Hoje é um grande dia. O senhor ministro da Cultura disse que está preocupado com a proliferação de igrejas. Maravilha. Cá por mim, uma é demasiado. Zero é a conta certa. Por favor, Filipe Zau. Livra-nos das quitandas do ópio do povo. A ganza de ópio é lixada. Ficamos quietinhos, sossegados, sem mexer, quase anestesiados mas extremamente lúcidos. Não é uma boa viagem.Hoje é um grande dia. O Brigadeiro Mualupassa da UNITA confirmou que o General Begin morreu mesmo vítima de um conflito grave com a diabetes. Leiam o seu depoimento: “Ninguém pode ousar dizer que foi vítima de assassinato. Aquando do recuo de Andulo, em 1998, o General Begin encontrava-se no Hospital do Chikumbi, de onde viajou até as áreas da Lúbia e, próximo das Comunicações Fixas, fixou a sua residência. Visitamo-lo eu e o Brigadeiro Xanja.

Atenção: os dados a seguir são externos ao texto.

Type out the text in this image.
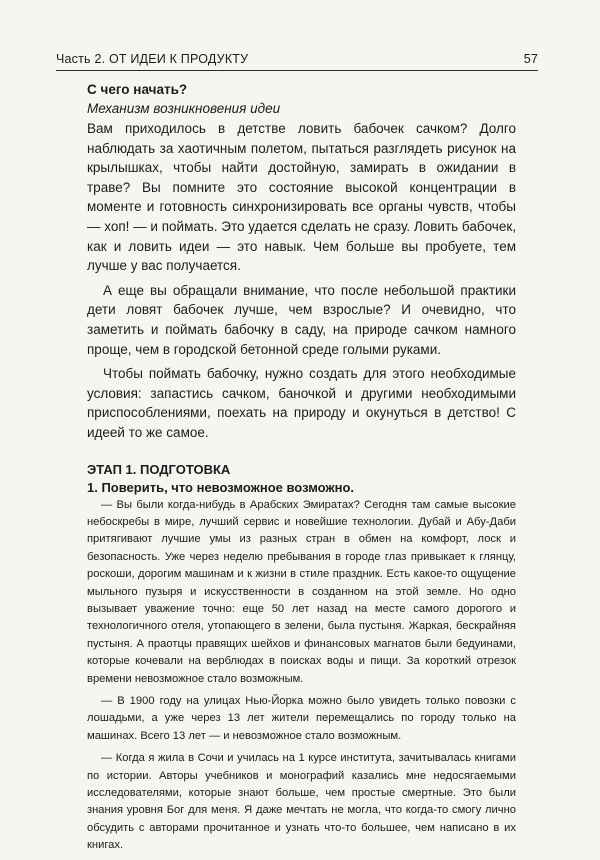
Часть 2. ОТ ИДЕИ К ПРОДУКТУ	57
С чего начать?

Механизм возникновения идеи

Вам приходилось в детстве ловить бабочек сачком? Долго наблюдать за хаотичным полетом, пытаться разглядеть рисунок на крылышках, чтобы найти достойную, замирать в ожидании в траве? Вы помните это состояние высокой концентрации в моменте и готовность синхронизировать все органы чувств, чтобы — хоп! — и поймать. Это удается сделать не сразу. Ловить бабочек, как и ловить идеи — это навык. Чем больше вы пробуете, тем лучше у вас получается.

А еще вы обращали внимание, что после небольшой практики дети ловят бабочек лучше, чем взрослые? И очевидно, что заметить и поймать бабочку в саду, на природе сачком намного проще, чем в городской бетонной среде голыми руками.

Чтобы поймать бабочку, нужно создать для этого необходимые условия: запастись сачком, баночкой и другими необходимыми приспособлениями, поехать на природу и окунуться в детство! С идеей то же самое.

ЭТАП 1. ПОДГОТОВКА
1. Поверить, что невозможное возможно.

— Вы были когда-нибудь в Арабских Эмиратах? Сегодня там самые высокие небоскребы в мире, лучший сервис и новейшие технологии. Дубай и Абу-Даби притягивают лучшие умы из разных стран в обмен на комфорт, лоск и безопасность. Уже через неделю пребывания в городе глаз привыкает к глянцу, роскоши, дорогим машинам и к жизни в стиле праздник. Есть какое-то ощущение мыльного пузыря и искусственности в созданном на этой земле. Но одно вызывает уважение точно: еще 50 лет назад на месте самого дорогого и технологичного отеля, утопающего в зелени, была пустыня. Жаркая, бескрайняя пустыня. А праотцы правящих шейхов и финансовых магнатов были бедуинами, которые кочевали на верблюдах в поисках воды и пищи. За короткий отрезок времени невозможное стало возможным.

— В 1900 году на улицах Нью-Йорка можно было увидеть только повозки с лошадьми, а уже через 13 лет жители перемещались по городу только на машинах. Всего 13 лет — и невозможное стало возможным.

— Когда я жила в Сочи и училась на 1 курсе института, зачитывалась книгами по истории. Авторы учебников и монографий казались мне недосягаемыми исследователями, которые знают больше, чем простые смертные. Это были знания уровня Бог для меня. Я даже мечтать не могла, что когда-то смогу лично обсудить с авторами прочитанное и узнать что-то большее, чем написано в их книгах.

Nessa altura, pediu-nos que fizéssemos uma mensagem ao General Chimuku a pedir medicamentos, principalmente insulina. Saindo dali, não só fizemos a mensagem como também comunicamos ao Velho (Jonas Savimbi) sobre o estado de saúde do General, que era péssimo, com dificuldades de se locomover. Pouco tempo depois, o Velho enviou emissários em sua busca.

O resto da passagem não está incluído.